L'attrait de Juliette Fievet pour la sphère hip-hop remonte à ses jeunes années : pour cette ado métisse «révoltée» contre les «injustices du monde», la découverte de cette culture et en particulier du rap, musique contestataire par essence, est une révélation.

C'est aussi une fenêtre sur le monde depuis la bourgade de Fournes-en-Weppes (nord de la France) pour la jeune fille, adoptée bébé par une famille de «Ch’tis» mélomanes.

Dans les années 2000, elle se fait un nom dans le management d'artistes, à l'image des rappeurs Kery James et du groupe 113, mais aussi de la popstar internationale Nelly Furtado.

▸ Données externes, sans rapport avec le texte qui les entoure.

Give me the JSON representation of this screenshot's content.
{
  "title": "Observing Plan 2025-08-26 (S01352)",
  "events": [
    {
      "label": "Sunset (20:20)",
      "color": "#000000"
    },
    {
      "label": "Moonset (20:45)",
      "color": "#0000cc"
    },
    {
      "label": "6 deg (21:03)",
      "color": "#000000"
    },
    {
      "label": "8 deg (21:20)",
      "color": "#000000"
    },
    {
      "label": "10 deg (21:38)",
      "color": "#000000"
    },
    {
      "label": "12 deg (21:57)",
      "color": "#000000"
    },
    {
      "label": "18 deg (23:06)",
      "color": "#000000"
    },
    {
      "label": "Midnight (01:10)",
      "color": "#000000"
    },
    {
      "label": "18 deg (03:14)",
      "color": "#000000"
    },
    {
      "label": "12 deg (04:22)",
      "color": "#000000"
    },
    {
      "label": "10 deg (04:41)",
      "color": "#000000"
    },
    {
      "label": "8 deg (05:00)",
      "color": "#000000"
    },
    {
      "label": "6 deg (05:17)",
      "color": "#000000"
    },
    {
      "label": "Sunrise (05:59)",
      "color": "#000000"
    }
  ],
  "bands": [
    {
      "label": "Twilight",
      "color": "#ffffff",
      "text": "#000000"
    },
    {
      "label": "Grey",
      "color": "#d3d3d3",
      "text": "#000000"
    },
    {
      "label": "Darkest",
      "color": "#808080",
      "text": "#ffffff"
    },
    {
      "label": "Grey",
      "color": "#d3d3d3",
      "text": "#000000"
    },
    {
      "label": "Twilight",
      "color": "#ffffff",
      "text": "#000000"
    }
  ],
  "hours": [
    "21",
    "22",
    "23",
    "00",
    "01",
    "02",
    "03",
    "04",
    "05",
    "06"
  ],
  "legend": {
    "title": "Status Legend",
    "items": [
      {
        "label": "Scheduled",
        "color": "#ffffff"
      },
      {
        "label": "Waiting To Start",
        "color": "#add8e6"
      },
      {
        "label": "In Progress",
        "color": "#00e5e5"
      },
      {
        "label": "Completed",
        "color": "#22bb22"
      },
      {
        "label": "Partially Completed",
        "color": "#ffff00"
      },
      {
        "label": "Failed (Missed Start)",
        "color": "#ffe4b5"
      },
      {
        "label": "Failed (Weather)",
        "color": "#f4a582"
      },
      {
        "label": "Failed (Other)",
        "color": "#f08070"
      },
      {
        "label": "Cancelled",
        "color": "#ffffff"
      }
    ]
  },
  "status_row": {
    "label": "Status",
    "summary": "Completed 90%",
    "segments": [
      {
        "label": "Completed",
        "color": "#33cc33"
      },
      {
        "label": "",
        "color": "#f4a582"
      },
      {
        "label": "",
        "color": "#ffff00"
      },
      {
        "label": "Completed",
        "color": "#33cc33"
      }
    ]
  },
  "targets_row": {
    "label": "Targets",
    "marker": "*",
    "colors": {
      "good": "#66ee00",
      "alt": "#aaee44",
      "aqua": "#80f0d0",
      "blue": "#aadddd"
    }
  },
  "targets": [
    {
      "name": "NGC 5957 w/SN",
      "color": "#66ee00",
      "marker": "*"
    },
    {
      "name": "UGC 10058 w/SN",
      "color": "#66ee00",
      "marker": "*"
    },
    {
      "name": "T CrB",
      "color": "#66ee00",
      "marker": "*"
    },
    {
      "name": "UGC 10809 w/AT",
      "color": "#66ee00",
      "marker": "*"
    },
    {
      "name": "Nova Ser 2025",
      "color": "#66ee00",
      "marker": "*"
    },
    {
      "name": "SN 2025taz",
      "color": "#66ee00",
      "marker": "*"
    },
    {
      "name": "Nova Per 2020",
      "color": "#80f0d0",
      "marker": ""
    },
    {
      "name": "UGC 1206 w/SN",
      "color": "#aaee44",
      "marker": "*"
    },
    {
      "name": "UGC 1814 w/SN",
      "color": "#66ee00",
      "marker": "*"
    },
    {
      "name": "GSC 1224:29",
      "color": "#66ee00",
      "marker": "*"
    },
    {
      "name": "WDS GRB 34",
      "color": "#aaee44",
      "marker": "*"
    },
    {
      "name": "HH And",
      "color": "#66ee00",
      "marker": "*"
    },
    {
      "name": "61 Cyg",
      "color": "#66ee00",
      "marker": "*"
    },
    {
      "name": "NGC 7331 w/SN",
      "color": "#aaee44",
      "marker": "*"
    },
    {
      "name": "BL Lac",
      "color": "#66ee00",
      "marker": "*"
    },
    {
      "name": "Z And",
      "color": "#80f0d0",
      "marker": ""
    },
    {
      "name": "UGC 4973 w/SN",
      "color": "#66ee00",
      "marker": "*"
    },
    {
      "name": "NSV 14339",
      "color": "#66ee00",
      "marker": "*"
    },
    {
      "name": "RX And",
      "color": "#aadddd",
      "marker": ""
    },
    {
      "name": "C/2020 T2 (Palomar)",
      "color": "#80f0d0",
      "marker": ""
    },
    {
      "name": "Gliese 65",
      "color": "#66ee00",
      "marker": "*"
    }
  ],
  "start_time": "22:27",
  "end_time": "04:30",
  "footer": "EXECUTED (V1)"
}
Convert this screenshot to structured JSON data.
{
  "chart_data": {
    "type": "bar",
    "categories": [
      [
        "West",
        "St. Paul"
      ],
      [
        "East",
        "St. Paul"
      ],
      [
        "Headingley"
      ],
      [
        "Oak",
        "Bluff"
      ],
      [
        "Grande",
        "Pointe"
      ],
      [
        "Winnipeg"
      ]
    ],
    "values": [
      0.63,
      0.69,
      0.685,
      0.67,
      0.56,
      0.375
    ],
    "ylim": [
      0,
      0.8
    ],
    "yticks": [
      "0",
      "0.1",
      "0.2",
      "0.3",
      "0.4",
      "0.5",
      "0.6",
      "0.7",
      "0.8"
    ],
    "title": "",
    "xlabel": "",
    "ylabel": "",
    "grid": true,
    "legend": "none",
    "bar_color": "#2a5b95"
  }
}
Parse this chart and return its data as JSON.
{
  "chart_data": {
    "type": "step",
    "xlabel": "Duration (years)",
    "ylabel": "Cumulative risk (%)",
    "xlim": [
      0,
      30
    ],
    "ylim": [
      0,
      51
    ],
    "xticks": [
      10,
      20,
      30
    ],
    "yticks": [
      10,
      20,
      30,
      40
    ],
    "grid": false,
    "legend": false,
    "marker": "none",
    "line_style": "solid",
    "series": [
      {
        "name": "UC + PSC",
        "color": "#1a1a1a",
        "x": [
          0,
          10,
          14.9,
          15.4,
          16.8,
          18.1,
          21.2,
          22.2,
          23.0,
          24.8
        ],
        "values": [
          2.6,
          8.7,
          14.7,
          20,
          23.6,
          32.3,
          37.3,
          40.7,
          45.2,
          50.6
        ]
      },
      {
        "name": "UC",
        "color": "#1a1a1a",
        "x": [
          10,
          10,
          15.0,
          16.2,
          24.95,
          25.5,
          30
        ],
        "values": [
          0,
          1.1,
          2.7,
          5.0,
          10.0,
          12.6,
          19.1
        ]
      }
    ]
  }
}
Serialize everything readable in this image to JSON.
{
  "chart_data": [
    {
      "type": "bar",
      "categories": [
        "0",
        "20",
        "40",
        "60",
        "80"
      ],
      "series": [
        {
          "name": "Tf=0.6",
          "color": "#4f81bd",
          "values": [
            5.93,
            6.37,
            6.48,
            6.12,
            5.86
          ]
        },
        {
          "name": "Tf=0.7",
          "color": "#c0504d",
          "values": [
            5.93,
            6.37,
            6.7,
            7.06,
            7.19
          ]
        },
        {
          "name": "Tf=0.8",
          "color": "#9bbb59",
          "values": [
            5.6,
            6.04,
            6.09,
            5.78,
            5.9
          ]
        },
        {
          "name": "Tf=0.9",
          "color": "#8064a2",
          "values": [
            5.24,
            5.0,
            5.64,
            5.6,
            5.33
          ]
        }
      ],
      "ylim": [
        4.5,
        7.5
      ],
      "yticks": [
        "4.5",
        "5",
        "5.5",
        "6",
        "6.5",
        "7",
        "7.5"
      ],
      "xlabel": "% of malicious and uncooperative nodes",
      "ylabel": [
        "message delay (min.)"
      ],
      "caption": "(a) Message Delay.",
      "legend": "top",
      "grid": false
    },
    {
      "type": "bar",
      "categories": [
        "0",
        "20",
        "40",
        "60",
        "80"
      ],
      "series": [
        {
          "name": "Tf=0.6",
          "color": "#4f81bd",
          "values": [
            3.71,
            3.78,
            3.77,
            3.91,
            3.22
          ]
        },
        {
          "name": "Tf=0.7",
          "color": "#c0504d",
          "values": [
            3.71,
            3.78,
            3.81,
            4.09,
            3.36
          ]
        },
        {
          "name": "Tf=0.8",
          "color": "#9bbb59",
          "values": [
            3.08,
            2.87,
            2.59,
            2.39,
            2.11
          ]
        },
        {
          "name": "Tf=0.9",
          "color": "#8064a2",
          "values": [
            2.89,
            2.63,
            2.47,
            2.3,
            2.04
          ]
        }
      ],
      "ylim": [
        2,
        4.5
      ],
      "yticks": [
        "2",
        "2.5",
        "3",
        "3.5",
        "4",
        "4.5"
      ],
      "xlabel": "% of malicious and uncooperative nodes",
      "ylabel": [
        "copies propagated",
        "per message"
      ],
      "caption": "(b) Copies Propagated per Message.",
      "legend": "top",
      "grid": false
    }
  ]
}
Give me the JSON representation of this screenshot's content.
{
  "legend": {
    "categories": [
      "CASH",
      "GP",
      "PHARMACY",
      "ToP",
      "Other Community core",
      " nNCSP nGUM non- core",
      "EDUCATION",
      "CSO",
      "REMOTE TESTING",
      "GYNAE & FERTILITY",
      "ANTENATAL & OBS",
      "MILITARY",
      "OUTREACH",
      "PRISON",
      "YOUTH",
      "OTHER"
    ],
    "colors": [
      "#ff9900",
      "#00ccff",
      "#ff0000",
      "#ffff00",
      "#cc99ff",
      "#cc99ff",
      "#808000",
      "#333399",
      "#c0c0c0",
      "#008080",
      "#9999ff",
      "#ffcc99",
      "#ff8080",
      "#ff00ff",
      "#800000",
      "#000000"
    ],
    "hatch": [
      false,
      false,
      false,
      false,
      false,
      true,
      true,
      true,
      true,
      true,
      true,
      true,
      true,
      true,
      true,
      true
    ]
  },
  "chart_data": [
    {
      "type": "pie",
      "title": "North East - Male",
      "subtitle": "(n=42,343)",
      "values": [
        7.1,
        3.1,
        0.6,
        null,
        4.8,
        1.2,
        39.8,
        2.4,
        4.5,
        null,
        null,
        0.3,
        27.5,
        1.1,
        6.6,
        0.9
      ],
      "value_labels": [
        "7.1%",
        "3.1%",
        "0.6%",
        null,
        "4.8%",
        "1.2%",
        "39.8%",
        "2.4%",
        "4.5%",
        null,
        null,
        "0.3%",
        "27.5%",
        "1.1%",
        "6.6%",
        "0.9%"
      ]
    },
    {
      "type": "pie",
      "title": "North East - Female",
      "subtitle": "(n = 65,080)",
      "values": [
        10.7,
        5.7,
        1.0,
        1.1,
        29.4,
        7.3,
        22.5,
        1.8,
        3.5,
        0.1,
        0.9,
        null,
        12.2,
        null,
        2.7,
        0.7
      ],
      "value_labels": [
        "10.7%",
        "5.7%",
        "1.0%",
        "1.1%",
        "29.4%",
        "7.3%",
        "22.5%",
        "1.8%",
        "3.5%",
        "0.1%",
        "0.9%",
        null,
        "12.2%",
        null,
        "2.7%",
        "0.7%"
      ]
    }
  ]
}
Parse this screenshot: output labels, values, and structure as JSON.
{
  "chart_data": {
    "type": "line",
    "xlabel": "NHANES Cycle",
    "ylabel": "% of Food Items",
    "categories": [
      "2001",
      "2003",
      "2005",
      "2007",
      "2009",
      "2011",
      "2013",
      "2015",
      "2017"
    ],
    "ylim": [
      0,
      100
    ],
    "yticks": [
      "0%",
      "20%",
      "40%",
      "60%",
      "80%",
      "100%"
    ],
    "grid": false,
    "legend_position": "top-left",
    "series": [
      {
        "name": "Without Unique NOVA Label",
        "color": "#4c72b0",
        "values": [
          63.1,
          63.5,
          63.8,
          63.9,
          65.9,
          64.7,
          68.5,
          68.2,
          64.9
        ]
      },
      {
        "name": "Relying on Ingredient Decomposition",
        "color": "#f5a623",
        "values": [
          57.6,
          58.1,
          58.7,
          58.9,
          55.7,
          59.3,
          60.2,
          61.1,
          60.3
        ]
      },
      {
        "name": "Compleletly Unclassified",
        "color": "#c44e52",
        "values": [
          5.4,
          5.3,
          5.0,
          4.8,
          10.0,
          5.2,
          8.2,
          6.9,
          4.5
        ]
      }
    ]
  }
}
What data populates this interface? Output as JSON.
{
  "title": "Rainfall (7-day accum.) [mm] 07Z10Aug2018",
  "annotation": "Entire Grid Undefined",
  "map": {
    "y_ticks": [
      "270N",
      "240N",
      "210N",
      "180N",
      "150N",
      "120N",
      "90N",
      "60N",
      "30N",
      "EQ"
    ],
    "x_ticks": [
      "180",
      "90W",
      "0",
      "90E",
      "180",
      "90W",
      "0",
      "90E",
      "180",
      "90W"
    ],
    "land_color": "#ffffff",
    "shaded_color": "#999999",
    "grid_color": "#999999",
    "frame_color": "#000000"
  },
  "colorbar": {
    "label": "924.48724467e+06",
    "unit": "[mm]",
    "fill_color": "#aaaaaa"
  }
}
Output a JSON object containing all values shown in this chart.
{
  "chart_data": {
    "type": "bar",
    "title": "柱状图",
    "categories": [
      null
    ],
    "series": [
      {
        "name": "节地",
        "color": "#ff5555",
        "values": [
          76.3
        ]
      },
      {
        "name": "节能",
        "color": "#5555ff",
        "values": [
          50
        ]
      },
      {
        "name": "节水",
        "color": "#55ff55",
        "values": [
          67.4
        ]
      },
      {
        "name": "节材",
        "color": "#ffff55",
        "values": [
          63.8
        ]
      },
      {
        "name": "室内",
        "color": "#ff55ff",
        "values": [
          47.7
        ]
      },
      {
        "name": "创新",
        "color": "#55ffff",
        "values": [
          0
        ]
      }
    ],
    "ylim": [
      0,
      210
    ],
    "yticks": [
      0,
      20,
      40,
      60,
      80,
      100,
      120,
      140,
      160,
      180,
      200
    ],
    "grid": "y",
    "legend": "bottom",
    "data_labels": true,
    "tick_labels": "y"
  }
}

Pour l'avenir de Légendes urbaines, la fonceuse Fievet qui fourmille de projets, imagine encore plus d'éclectisme. Elle a déjà reçu des acteurs (Omar Sy, Claudia Tagbo, Jean-Pascal Zadi) et des humoristes (Malik Bentalha, Manu Payet, Alex Lutz).

Pour son investissement, elle doit être nommée, début juillet, chevalier de l'ordre de la Pléiade, une distinction qui récompense des personnalités «servant les idéaux de la francophonie».